I suddenly have a new appreciation for the film Babadook.
Last night while I suffered from a minor panic attack (that made me run to the safety of my room because it's another trigger for a bigger attack, like fear of a giant building collapsing in itself from small cracks), it clicked to me that I could also relate the mother's mental illness/grief to my anger. Dunno why I thought of that film tbh.
One of my fears right now is getting angry too much.
It's like there's a healthy dose of irritability every working day, and too much makes me feel shitty and destructive.

It was like sucker punch, because I thought I was doing good, and then I slipped and vented through complaining, and people close to me misunderstood.
Tried to rationalize by telling me there must have been things I'm doing (that I thought was right as much as I could do right, the least or the best that I could) to make people do what they do, and then sudden resignation because I'm reminded I couldn't make them understand extreme introversion.

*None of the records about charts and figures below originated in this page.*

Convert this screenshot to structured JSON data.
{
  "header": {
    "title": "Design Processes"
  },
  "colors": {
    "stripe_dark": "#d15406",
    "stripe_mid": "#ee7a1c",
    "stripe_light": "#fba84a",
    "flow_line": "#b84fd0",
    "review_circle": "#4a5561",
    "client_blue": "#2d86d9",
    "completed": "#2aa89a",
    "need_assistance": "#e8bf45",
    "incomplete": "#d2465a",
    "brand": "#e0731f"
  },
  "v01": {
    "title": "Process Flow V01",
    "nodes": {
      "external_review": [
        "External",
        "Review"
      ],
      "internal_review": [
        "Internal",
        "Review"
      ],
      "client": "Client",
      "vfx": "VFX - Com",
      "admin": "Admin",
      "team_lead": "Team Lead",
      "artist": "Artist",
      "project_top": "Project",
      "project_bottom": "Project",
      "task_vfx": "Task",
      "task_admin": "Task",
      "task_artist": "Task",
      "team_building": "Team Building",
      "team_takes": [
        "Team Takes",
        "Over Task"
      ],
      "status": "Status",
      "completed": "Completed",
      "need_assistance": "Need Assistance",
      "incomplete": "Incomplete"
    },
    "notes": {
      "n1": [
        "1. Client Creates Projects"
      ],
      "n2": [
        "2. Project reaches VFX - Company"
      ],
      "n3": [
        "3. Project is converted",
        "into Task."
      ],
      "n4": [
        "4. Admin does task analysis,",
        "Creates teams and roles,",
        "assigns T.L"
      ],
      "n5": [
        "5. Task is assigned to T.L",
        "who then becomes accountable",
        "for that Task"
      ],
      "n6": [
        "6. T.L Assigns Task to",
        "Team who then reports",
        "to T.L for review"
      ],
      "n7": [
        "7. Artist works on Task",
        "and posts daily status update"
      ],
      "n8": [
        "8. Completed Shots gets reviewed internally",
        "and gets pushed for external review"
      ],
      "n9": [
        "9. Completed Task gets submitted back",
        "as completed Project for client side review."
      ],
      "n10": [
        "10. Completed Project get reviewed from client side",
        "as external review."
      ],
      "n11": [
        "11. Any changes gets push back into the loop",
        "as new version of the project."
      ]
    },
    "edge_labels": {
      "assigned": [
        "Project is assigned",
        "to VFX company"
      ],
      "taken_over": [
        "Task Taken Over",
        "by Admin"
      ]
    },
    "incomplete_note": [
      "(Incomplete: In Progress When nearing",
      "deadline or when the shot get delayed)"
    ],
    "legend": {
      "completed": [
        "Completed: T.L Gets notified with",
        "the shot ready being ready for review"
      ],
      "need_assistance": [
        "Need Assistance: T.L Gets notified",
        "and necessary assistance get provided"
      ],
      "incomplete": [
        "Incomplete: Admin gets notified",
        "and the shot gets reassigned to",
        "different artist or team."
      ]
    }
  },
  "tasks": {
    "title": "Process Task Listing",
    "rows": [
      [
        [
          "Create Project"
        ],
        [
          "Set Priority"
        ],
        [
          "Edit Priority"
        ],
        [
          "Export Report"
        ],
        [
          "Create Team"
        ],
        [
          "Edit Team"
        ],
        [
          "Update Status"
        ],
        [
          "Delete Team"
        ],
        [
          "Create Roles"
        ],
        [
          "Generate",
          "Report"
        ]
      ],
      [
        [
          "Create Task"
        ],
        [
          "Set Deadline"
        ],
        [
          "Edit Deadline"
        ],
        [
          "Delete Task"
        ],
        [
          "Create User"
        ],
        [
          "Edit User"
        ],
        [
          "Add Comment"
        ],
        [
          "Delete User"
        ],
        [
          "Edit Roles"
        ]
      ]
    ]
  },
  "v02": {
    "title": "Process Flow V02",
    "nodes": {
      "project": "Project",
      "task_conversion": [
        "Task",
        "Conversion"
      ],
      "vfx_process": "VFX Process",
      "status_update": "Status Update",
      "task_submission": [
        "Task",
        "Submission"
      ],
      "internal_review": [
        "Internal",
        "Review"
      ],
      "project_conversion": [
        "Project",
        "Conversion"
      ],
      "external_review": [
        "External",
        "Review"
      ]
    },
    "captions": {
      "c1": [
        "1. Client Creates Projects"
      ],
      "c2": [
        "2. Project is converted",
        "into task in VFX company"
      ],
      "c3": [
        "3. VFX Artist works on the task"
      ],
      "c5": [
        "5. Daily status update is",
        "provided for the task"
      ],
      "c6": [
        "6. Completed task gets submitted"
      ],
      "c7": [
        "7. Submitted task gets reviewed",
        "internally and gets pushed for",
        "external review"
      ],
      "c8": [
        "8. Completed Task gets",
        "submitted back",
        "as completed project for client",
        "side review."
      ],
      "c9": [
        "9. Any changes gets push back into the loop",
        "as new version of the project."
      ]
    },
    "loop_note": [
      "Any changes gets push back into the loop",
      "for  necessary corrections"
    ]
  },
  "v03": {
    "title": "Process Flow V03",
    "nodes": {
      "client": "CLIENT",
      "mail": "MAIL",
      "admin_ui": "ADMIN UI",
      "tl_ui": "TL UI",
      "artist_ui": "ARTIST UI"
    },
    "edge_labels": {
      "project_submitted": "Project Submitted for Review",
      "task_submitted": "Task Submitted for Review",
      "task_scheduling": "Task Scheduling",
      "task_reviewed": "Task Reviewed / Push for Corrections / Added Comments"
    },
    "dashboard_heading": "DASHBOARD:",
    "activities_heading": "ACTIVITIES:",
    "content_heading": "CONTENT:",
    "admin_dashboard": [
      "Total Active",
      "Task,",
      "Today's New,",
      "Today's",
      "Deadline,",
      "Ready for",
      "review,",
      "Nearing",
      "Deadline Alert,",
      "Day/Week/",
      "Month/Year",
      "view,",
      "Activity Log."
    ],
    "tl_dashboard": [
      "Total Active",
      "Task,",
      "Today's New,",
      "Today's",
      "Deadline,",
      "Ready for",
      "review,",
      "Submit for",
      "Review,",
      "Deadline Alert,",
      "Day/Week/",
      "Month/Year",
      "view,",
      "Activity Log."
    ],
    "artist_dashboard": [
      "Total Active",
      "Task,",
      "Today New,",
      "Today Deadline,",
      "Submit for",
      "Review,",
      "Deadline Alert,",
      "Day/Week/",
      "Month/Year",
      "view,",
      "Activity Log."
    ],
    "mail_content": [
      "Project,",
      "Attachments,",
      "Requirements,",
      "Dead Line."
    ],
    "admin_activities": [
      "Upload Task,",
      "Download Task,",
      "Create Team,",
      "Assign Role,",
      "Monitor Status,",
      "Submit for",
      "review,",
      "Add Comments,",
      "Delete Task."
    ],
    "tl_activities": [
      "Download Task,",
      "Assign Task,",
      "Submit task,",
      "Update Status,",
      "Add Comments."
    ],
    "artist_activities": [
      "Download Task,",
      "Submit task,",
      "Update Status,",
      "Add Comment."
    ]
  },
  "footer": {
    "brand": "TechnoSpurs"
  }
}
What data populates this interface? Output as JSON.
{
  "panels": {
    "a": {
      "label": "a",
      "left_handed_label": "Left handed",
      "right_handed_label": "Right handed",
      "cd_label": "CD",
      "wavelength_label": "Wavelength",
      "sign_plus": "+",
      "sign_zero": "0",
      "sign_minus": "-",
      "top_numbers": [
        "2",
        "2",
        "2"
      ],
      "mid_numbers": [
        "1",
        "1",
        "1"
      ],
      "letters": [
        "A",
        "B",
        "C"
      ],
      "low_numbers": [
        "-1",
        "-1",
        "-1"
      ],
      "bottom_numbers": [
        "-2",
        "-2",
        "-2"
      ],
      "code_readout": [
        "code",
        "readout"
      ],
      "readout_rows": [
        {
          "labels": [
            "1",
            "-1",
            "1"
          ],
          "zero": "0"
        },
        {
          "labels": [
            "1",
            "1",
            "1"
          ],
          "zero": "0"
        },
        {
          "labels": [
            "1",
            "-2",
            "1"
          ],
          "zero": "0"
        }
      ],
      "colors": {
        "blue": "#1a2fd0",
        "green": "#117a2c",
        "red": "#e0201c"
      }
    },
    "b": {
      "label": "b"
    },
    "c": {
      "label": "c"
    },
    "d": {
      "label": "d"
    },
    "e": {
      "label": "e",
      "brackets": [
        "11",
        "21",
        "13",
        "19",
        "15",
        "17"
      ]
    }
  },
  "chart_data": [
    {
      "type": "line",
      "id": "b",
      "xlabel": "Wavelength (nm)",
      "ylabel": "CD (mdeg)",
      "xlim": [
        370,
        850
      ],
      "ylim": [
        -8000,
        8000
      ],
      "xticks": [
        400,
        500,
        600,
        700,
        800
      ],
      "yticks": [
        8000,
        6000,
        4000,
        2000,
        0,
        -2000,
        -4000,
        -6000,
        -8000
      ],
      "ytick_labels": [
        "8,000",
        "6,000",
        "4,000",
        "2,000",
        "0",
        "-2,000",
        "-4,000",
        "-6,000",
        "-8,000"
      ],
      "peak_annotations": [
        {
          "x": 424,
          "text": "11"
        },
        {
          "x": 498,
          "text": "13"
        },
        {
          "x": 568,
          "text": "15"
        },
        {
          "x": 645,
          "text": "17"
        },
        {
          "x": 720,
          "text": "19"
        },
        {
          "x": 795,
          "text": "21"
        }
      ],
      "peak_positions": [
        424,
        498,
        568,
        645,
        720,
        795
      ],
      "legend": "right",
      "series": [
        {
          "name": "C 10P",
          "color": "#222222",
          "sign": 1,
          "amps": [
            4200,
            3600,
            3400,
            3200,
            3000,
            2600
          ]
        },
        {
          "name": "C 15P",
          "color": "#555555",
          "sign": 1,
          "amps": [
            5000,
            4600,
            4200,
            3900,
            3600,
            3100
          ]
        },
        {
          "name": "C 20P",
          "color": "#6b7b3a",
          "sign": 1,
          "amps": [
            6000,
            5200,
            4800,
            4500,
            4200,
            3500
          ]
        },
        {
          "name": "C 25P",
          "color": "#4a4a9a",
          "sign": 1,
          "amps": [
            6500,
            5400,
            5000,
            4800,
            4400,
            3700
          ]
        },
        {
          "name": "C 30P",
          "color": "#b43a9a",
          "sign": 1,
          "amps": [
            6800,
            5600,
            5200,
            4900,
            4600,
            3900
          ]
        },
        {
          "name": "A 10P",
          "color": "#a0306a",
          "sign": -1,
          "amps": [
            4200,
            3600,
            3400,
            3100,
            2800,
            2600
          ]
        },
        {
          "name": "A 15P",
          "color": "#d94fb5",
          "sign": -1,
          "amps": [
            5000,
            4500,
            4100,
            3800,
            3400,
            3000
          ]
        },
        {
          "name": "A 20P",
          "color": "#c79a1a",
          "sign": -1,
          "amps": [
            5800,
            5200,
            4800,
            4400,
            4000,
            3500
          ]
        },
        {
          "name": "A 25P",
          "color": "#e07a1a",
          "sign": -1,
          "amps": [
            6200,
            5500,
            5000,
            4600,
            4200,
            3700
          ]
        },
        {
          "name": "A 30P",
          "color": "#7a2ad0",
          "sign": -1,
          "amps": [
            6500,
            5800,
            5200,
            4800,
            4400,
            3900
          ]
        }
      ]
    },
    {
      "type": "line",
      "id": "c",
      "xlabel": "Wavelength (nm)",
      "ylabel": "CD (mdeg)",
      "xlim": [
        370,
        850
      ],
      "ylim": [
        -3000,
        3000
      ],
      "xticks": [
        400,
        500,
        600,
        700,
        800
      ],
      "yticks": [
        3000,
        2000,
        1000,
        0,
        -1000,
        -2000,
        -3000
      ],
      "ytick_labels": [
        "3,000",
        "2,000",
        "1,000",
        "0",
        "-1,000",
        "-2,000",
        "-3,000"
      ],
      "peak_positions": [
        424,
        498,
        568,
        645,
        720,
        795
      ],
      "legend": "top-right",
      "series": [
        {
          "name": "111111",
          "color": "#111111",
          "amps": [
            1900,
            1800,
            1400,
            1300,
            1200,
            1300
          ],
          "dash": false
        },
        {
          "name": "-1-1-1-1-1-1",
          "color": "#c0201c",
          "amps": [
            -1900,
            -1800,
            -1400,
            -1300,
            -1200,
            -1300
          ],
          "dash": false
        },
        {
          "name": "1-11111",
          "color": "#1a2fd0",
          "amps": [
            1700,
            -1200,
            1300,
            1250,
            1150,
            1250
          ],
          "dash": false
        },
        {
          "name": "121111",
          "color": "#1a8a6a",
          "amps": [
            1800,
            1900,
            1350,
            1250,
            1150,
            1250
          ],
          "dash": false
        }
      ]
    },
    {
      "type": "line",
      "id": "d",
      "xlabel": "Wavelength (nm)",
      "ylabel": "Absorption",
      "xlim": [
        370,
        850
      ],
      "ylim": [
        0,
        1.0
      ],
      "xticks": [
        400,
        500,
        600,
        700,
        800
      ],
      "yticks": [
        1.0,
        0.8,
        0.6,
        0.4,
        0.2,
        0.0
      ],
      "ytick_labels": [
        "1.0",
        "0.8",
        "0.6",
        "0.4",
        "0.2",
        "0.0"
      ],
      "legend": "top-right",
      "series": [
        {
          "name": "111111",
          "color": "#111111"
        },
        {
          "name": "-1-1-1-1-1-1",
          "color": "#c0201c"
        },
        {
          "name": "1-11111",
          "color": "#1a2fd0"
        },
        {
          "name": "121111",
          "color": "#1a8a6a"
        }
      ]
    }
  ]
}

It's funny because I myself already know that triggering instances aren't personal attacks at all, I already know! Just wanted to tell them what I'm feeling and why, but then telling me I must be doing something as the cause, wow. It's my fault again. Stupid, stupid.

The blow was that no one will really understand. And even though at a young age I've already decided to be uncommitted including friendships offline and online, it's still saddening that even my family won't be able to just know.
So it was sobering that I have to pick up myself again, try to gain control of my anger and issues, and check myself every working morning, just like the mother in the movie, because I will forever live with this and my monster will never go away.